Dissipative Quantum Gibbs Sampling
Daniel Zhang, Jan Lukas Bosse, Toby Cubitt
TL;DR
This work introduces the dissipative Gibbs sampler (DGS), a local-update quantum algorithm that samples from the Gibbs state $\rho_G(H)$ by a stopping-time rule rather than fixed-point convergence, addressing the challenge of quantum Gibbs sampling. It provides a precise construction using a local instrument and a weak-measurement based Kraus operator $K$, together with carefully chosen stopping probabilities, to achieve provable approximation to $\rho_G(H)$ with explicit run-time bounds. The paper also shows how to estimate the partition function from stopping statistics and extends the approach to prepare more general functions of the Hamiltonian, while proving fault resilience under a bounded noise model. These results, grounded in the dissipative quantum eigensolver framework, suggest a practical, hardware-friendly path to quantum Gibbs sampling and observables on near-term devices, including potential parallelization and partition-function estimation capabilities.
Abstract
Systems in thermal equilibrium at non-zero temperature are described by their Gibbs state. For classical many-body systems, the Metropolis-Hastings algorithm gives a Markov process with a local update rule that samples from the Gibbs distribution. For quantum systems, sampling from the Gibbs state is significantly more challenging. Many algorithms have been proposed, but these are more complex than the simple local update rule of classical Metropolis sampling, requiring non-trivial quantum algorithms such as phase estimation as a subroutine. Here, we show that a dissipative quantum algorithm with a simple, local update rule is able to sample from the quantum Gibbs state. In contrast to the classical case, the quantum Gibbs state is not generated by converging to the fixed point of a Markov process, but by the states generated at the stopping time of a conditionally stopped process. This gives a new answer to the long-sought-after quantum analogue of Metropolis sampling.
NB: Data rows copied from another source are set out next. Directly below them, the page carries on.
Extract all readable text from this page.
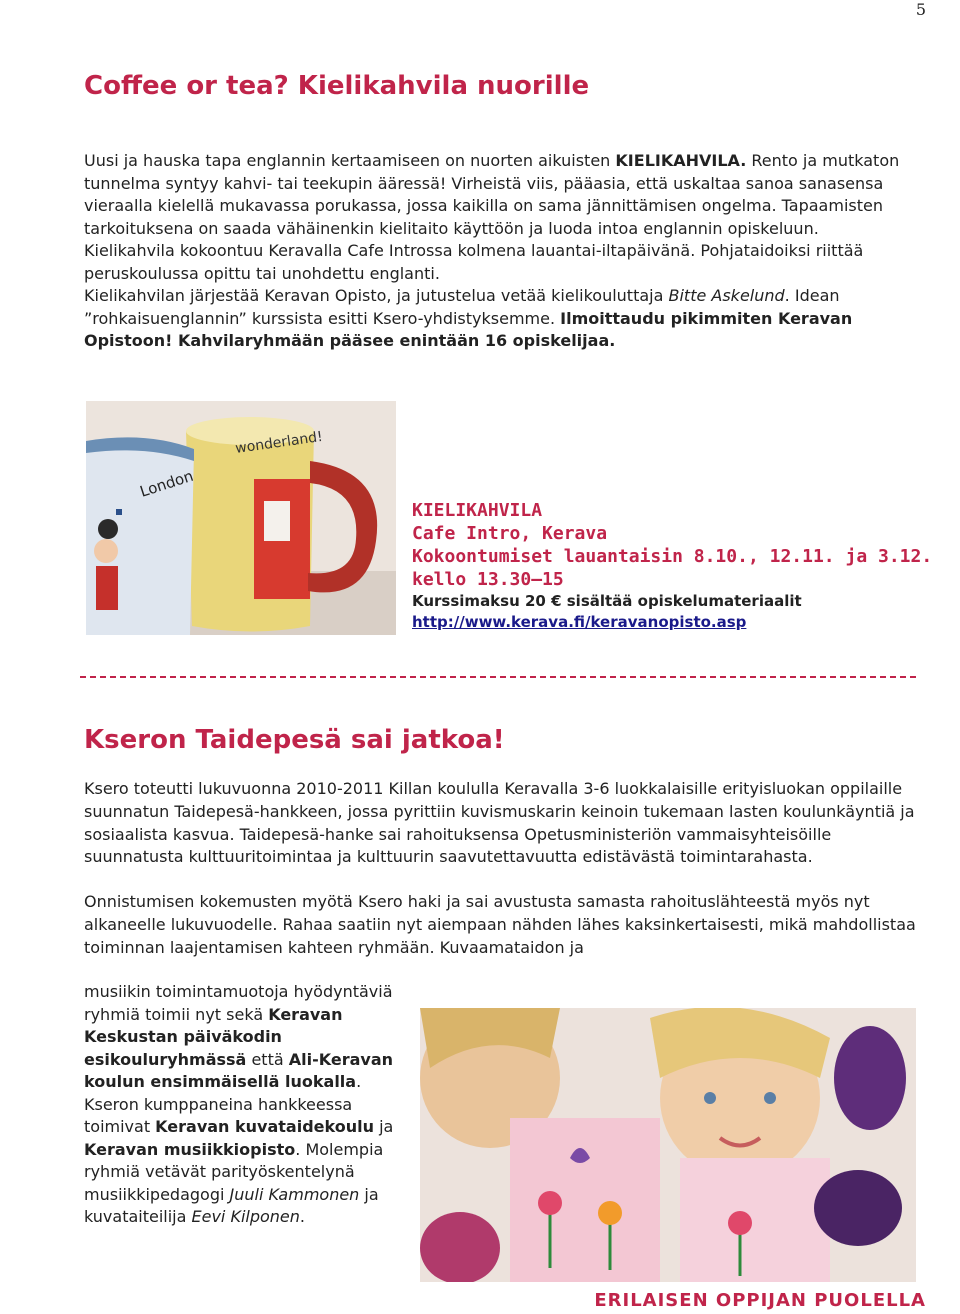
5
Coffee or tea? Kielikahvila nuorille

Uusi ja hauska tapa englannin kertaamiseen on nuorten aikuisten KIELIKAHVILA. Rento ja mutkaton tunnelma syntyy kahvi- tai teekupin ääressä! Virheistä viis, pääasia, että uskaltaa sanoa sanasensa vieraalla kielellä mukavassa porukassa, jossa kaikilla on sama jännittämisen ongelma. Tapaamisten tarkoituksena on saada vähäinenkin kielitaito käyttöön ja luoda intoa englannin opiskeluun.

Kielikahvila kokoontuu Keravalla Cafe Introssa kolmena lauantai-iltapäivänä. Pohjataidoiksi riittää peruskoulussa opittu tai unohdettu englanti.

Kielikahvilan järjestää Keravan Opisto, ja jutustelua vetää kielikouluttaja Bitte Askelund. Idean ”rohkaisuenglannin” kurssista esitti Ksero-yhdistyksemme. Ilmoittaudu pikimmiten Keravan Opistoon! Kahvilaryhmään pääsee enintään 16 opiskelijaa.

wonderland!
London
KIELIKAHVILA
Cafe Intro, Kerava
Kokoontumiset lauantaisin 8.10., 12.11. ja 3.12.
kello 13.30–15
Kurssimaksu 20 € sisältää opiskelumateriaalit
http://www.kerava.fi/keravanopisto.asp
Kseron Taidepesä sai jatkoa!

Ksero toteutti lukuvuonna 2010-2011 Killan koululla Keravalla 3-6 luokkalaisille erityisluokan oppilaille suunnatun Taidepesä-hankkeen, jossa pyrittiin kuvismuskarin keinoin tukemaan lasten koulunkäyntiä ja sosiaalista kasvua. Taidepesä-hanke sai rahoituksensa Opetusministeriön vammaisyhteisöille suunnatusta kulttuuritoimintaa ja kulttuurin saavutettavuutta edistävästä toimintarahasta.

Onnistumisen kokemusten myötä Ksero haki ja sai avustusta samasta rahoituslähteestä myös nyt alkaneelle lukuvuodelle. Rahaa saatiin nyt aiempaan nähden lähes kaksinkertaisesti, mikä mahdollistaa toiminnan laajentamisen kahteen ryhmään. Kuvaamataidon ja

musiikin toimintamuotoja hyödyntäviä ryhmiä toimii nyt sekä Keravan Keskustan päiväkodin esikouluryhmässä että Ali-Keravan koulun ensimmäisellä luokalla.
Kseron kumppaneina hankkeessa toimivat Keravan kuvataidekoulu ja Keravan musiikkiopisto. Molempia ryhmiä vetävät parityöskentelynä musiikkipedagogi Juuli Kammonen ja kuvataiteilija Eevi Kilponen.
ERILAISEN OPPIJAN PUOLELLA
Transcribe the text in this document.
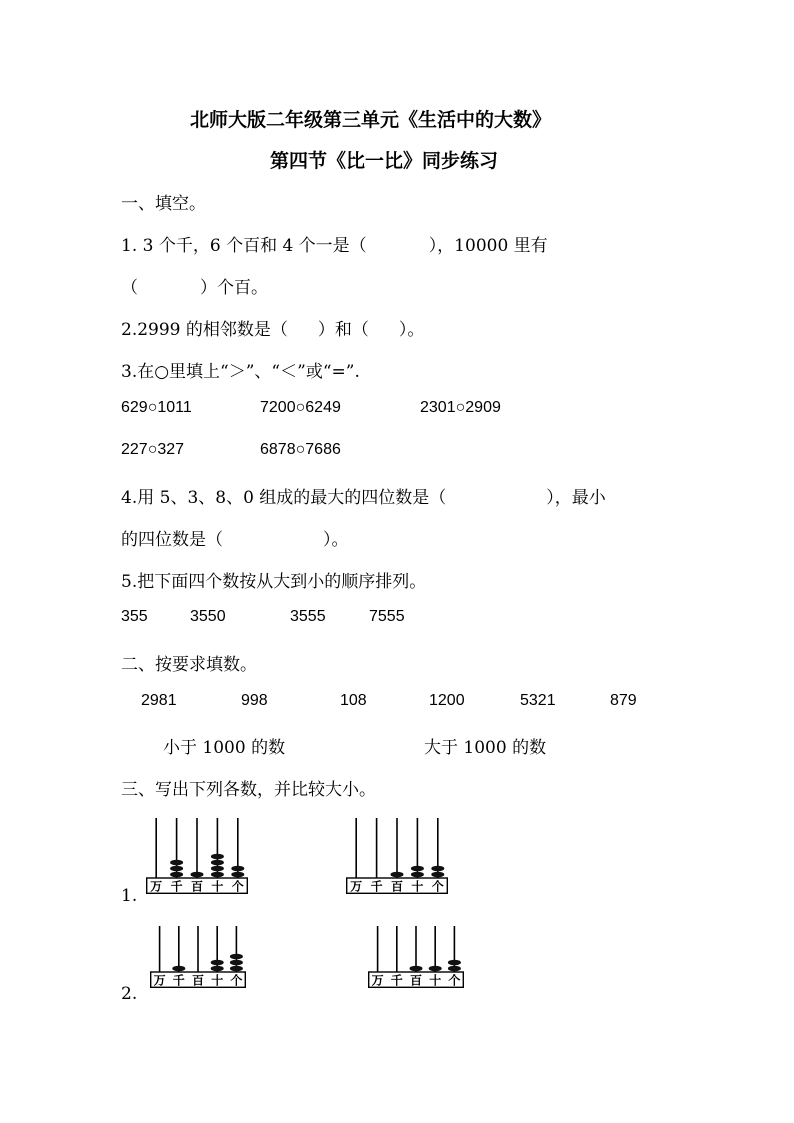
北师大版二年级第三单元《生活中的大数》
第四节《比一比》同步练习
一、填空。
1. 3 个千，6 个百和 4 个一是（	），10000 里有
（	）个百。
2.2999 的相邻数是（ ）和（ ）。
3.在○里填上“＞”、“＜”或“=”.
629○1011	7200○6249	2301○2909
227○327	6878○7686
4.用 5、3、8、0 组成的最大的四位数是（	），最小
的四位数是（	）。
5.把下面四个数按从大到小的顺序排列。
355	3550	3555	7555
二、按要求填数。
2981	998	108	1200	5321	879
小于 1000 的数	大于 1000 的数
三、写出下列各数，并比较大小。
1.
2.
万 千 百 十 个	万 千 百 十 个
万 千 百 十 个	万 千 百 十 个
Compared to previous quantum Gibbs sampling algorithms, the local update rule of the process has a simple implementation, which may make it more amenable to near-term implementation on suitable quantum hardware. This dissipative Gibbs sampler works for arbitrary quantum Hamiltonians, without any assumptions on or knowledge of its properties, and comes with certifiable precision and run-time bounds. We also show that the algorithm benefits from some measure of built-in resilience to faults and errors (``fault resilience''). Finally, we also demonstrate how the stopping statistics of an ensemble of runs of the dissipative Gibbs sampler can be used to estimate the partition function.